Alex Szostak

Personal information
- Born: 4 April 1986 (age 39) Keighley, West Yorkshire, England

Playing information
- Position: Second-row
Club
| Years | Team | Pld | T | G | FG | P |
| 2008–13 | Sheffield Eagles | 148 | 28 | 0 | 0 | 112 |
| 2014–17 | Workington Town | 34 | 1 | 0 | 0 | 4 |
|  | Total | 182 | 29 | 0 | 0 | 116 |
Representative
| Years | Team | Pld | T | G | FG | P |
| 2004–13 | Scotland | 17 | 1 | 0 | 0 | 4 |
- Source:

= Alex Szostak =

Scotland international rugby league footballer

Alex Szostak (born 4 April 1986) is a former Scotland international rugby league footballer who played as a forward for the Sheffield Eagles in the RFL Championship and Workington Town in Kingstone Press League 1.

==Background==
Szostak was born in Keighley, West Yorkshire, England.

==Career==
Szostak started his career with Bradford Bulls, and played for several seasons in the club's under-21 team.

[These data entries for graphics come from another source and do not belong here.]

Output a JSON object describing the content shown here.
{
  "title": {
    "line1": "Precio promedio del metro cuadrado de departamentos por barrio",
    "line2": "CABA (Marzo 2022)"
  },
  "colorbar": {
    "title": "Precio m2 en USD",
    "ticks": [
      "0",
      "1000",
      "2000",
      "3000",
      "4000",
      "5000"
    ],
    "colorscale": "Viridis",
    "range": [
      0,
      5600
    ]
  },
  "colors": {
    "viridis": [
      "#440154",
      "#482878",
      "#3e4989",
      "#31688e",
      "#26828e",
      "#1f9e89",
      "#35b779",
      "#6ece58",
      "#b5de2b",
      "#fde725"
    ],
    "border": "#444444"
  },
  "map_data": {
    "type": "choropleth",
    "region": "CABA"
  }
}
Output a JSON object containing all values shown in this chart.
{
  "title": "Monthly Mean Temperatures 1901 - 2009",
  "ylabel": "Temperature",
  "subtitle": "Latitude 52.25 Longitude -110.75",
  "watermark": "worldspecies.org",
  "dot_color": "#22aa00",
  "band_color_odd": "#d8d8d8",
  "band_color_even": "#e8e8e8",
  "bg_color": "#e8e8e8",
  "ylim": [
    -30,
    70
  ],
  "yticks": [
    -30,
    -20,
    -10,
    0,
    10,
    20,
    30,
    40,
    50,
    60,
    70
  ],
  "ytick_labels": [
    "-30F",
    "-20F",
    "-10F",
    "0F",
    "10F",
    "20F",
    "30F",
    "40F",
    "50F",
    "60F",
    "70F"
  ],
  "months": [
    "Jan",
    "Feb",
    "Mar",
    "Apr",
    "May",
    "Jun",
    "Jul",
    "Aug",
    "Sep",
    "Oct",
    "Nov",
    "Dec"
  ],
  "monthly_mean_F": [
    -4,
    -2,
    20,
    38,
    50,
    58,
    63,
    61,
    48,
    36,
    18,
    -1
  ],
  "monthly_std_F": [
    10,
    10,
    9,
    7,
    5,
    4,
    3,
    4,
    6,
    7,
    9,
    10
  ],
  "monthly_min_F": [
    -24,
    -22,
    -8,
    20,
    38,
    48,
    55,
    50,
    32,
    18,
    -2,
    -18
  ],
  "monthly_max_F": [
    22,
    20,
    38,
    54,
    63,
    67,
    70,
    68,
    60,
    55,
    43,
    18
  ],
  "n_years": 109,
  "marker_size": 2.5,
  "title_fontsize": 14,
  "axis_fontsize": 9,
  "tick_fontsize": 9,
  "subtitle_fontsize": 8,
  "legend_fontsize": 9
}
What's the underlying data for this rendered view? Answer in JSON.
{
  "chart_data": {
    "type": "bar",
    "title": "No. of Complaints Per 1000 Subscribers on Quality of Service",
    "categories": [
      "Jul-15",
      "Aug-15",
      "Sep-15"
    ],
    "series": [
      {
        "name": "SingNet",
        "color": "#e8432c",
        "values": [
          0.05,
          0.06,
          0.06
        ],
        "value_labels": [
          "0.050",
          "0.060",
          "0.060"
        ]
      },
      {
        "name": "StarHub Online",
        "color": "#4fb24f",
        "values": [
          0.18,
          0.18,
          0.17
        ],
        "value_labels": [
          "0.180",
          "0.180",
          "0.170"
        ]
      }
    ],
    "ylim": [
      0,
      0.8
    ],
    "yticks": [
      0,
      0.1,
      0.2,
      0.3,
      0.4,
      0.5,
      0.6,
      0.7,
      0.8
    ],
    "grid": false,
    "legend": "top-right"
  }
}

He played at club level for Workington Town, as a .

Alex won two Championship titles with Sheffield in 2012 and 2013, before leaving the club to concentrate on his work commitments. Szostak signed with Workington Town for the 2014 season but sustained a knee injury during a match against Whitehaven, which kept him out of the remaining games of the 2014 and start of the 2015 season.

In June 2015 Szostak signed again with Workington Town for the remaining games of the 2015 season. Szostak made his 2nd début for Workington Town against London Broncos on Sunday, 19 July, at Derwent Park.